Quand Rachida Kader, la documentaliste, est venue me retrouver aux Deux Rives, le couscous d'Areski, rue des Pyrénées, j'avais rendu les armes. La tête qu'elle faisait et ses premiers mots me confirmèrent dans ma défaite.

— Bon, je suis allée trouver votre sœur, mais je vous préviens tout de suite, ce que je vais vous annoncer ne va pas vous faire plaisir, monsieur Malaussène.

J'ai levé une main fataliste.

— Appelez-moi Benjamin et tutoyons-nous, s'il te plaît, ça fera passer la pilule.

Areski nous avait placés au fond de la salle, à la table ronde. Nous murmurions en toute clandestinité.

— D'accord, Benjamin. Mais je ne voudrais pas qu'il y ait de malentendu. Je ne crois pas en cette saloperie d'astrologie.

C'était une fille ardente, splendide. Avant d'attaquer le vif du sujet, elle précisa sa position :

— J'estime Thérèse pour le bien qu'elle fait, mais je suis déléguée du personnel dans une boîte où je me bagarre contre l'embauche par numérologie, thèmes astraux, graphologie et autre psychomorphologie…

Rachida ressemblait aux portraits de femmes berbères dont Areski orne les murs de son restaurant : droites, pas colonisables. D'entrée de jeu, elle piqua une rogne lucide :

— Toute gosse déjà, je détestais Le Petit Prince de Saint-Exupéry. Aujourd'hui, je le confirme, cette fable est un mensonge : les financiers ne comptent pas les étoiles ! Et quand ils les consultent, c'est pour embaucher le neveu taré de leur bonne femme à la place d'un candidat qualifié. Tu veux que je te dise, Malaussène ? La divination sous toutes ses formes, c'est l'excuse du népotisme d'entreprise. On devrait décapiter les chasseurs de têtes et conseiller aux postulants de s'inventer des thèmes astraux de surdoués increvables. C'est ça qu'elle devrait faire, ta sœur Thérèse ! Il faut dynamiter la connerie de l'intérieur.
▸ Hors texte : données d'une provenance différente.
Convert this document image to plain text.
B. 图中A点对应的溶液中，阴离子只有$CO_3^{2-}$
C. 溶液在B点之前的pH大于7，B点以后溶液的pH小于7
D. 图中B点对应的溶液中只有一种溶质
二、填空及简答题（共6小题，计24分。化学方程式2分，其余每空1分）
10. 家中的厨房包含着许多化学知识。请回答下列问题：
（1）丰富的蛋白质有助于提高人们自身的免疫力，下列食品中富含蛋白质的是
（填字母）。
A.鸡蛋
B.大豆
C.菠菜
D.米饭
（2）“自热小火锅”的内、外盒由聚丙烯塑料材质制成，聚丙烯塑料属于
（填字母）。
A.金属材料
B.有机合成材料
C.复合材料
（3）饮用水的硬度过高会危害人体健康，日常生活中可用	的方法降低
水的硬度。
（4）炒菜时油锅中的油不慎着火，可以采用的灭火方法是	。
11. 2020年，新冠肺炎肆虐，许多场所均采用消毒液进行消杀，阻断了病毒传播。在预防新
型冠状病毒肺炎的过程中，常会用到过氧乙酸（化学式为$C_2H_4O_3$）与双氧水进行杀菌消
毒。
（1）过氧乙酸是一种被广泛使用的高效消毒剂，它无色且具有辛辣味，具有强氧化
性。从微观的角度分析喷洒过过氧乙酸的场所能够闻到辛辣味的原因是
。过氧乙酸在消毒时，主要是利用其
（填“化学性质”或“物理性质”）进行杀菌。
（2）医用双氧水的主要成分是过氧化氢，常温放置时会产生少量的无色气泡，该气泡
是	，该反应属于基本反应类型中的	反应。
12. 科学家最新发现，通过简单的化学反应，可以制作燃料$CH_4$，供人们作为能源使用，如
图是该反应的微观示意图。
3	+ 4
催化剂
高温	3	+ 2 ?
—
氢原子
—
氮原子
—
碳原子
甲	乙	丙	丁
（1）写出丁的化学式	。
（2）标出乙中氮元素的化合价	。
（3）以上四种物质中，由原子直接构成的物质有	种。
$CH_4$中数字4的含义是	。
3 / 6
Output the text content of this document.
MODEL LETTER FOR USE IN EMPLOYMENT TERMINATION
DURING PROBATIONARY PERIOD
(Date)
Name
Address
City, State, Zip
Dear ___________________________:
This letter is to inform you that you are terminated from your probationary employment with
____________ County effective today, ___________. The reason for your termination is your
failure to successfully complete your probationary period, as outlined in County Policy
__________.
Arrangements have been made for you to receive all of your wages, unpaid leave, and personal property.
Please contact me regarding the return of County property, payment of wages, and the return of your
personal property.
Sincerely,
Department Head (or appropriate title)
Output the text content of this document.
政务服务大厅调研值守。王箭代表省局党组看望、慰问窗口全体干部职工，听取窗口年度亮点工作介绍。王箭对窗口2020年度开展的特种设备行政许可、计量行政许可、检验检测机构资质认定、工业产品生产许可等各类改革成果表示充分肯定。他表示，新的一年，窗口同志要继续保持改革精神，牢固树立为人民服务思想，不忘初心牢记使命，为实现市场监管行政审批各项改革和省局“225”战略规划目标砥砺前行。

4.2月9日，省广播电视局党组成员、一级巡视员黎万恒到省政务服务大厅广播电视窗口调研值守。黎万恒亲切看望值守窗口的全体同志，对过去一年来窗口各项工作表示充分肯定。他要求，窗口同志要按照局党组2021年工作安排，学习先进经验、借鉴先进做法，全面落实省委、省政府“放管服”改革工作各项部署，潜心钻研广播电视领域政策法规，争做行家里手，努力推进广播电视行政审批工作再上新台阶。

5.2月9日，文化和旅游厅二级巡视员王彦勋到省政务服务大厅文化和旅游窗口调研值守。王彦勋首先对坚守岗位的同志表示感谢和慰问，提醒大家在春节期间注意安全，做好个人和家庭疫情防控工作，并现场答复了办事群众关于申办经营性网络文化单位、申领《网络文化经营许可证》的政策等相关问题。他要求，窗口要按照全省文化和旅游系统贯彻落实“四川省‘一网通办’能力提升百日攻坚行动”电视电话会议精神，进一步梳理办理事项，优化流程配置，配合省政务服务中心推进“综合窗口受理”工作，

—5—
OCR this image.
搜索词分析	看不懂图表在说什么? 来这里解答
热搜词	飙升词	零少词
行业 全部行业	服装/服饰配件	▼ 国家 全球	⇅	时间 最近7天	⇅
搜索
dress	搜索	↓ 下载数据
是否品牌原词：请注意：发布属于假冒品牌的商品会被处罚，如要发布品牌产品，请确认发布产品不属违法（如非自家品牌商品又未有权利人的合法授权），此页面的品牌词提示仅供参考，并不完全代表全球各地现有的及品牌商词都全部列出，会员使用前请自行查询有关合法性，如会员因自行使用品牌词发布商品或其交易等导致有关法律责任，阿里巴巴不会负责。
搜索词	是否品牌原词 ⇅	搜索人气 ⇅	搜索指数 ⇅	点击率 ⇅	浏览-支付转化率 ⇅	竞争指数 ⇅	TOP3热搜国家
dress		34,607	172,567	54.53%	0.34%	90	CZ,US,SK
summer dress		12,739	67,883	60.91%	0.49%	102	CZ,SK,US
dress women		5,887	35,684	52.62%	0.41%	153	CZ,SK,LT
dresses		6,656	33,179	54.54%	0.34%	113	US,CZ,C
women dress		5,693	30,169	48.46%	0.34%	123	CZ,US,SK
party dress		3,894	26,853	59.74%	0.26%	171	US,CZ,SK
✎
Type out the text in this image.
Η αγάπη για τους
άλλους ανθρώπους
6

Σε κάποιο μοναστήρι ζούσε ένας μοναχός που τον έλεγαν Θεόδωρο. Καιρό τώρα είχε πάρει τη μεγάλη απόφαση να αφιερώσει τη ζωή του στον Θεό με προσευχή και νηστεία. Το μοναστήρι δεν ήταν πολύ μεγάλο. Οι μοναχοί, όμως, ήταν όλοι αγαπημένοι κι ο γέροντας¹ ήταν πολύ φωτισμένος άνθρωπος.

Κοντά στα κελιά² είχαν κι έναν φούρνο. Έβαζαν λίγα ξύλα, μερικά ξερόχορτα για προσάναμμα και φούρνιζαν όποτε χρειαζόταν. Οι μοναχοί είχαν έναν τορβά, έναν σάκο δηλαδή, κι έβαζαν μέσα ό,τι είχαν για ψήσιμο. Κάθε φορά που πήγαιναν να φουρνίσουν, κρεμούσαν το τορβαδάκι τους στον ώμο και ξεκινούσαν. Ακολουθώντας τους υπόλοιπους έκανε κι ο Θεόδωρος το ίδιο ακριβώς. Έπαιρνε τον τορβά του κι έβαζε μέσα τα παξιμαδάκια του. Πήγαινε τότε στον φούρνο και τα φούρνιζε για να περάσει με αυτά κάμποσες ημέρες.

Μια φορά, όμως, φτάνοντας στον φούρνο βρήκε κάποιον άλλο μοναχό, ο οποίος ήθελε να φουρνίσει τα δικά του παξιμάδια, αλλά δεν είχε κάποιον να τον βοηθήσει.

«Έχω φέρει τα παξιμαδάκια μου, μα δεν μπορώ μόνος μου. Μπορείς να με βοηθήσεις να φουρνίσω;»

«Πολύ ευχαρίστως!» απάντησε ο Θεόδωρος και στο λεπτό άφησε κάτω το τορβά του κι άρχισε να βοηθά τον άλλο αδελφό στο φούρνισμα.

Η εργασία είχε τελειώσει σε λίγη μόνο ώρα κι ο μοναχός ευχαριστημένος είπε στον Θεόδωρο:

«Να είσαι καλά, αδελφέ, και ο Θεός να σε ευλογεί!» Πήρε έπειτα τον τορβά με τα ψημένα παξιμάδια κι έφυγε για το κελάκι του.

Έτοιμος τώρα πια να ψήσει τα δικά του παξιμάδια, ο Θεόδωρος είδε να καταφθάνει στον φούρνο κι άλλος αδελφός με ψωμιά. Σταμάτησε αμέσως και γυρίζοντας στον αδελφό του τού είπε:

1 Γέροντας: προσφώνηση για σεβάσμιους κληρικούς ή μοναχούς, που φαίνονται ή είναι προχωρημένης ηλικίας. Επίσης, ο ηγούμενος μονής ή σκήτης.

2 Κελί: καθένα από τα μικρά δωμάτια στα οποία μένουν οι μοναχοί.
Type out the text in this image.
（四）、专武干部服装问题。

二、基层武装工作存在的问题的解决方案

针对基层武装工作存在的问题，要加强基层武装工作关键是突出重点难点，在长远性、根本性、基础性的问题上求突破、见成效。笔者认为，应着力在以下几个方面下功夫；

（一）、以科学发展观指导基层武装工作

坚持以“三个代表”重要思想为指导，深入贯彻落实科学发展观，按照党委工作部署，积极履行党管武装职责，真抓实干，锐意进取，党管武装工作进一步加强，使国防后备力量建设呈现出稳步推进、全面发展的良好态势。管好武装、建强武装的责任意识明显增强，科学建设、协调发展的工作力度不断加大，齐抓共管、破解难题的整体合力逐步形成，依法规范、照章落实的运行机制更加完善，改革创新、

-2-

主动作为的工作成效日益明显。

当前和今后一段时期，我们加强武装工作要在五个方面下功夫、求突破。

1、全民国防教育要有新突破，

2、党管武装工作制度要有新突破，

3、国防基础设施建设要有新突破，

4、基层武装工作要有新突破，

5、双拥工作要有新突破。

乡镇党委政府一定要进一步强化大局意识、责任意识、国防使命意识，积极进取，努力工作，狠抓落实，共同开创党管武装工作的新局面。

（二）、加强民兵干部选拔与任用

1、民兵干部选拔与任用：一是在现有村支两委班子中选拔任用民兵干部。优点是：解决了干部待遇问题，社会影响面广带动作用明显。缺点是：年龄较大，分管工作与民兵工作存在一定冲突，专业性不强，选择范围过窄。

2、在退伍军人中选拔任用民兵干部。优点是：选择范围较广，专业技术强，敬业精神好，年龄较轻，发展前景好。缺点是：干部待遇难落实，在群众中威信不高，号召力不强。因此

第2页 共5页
Rachida me plaisait, Julie, je te le dis tout net, ce splendide incendie me plaisait. Elle était julienne en diable. Une magnifique emmerdeuse. Tout à fait toi à tes débuts. Quand Areski est passé prendre la commande, nous nous sommes offert deux makfouls et une bouteille de gris. J'ai tout de même demandé :

— Mais dis-moi, Rachida, vu ton opinion sur l'astrologie, pourquoi as-tu accepté de me rendre ce service ?

— Pour deux raisons. La première, c'est que Hadouch me l'a demandé et que Hadouch ne me laisse pas indifférente. La deuxième, c'est que Thérèse y croit, alors je me suis dit que, si on pouvait lui éviter le mariage que je viens de me farcir, il n'y avait pas à hésiter.

— Résultat des courses ?

Elle m'a regardé, a ouvert la bouche, s'est ravisée et m'a tendu une enveloppe.

— À toi de voir, Thérèse m'a résumé tout ça par écrit.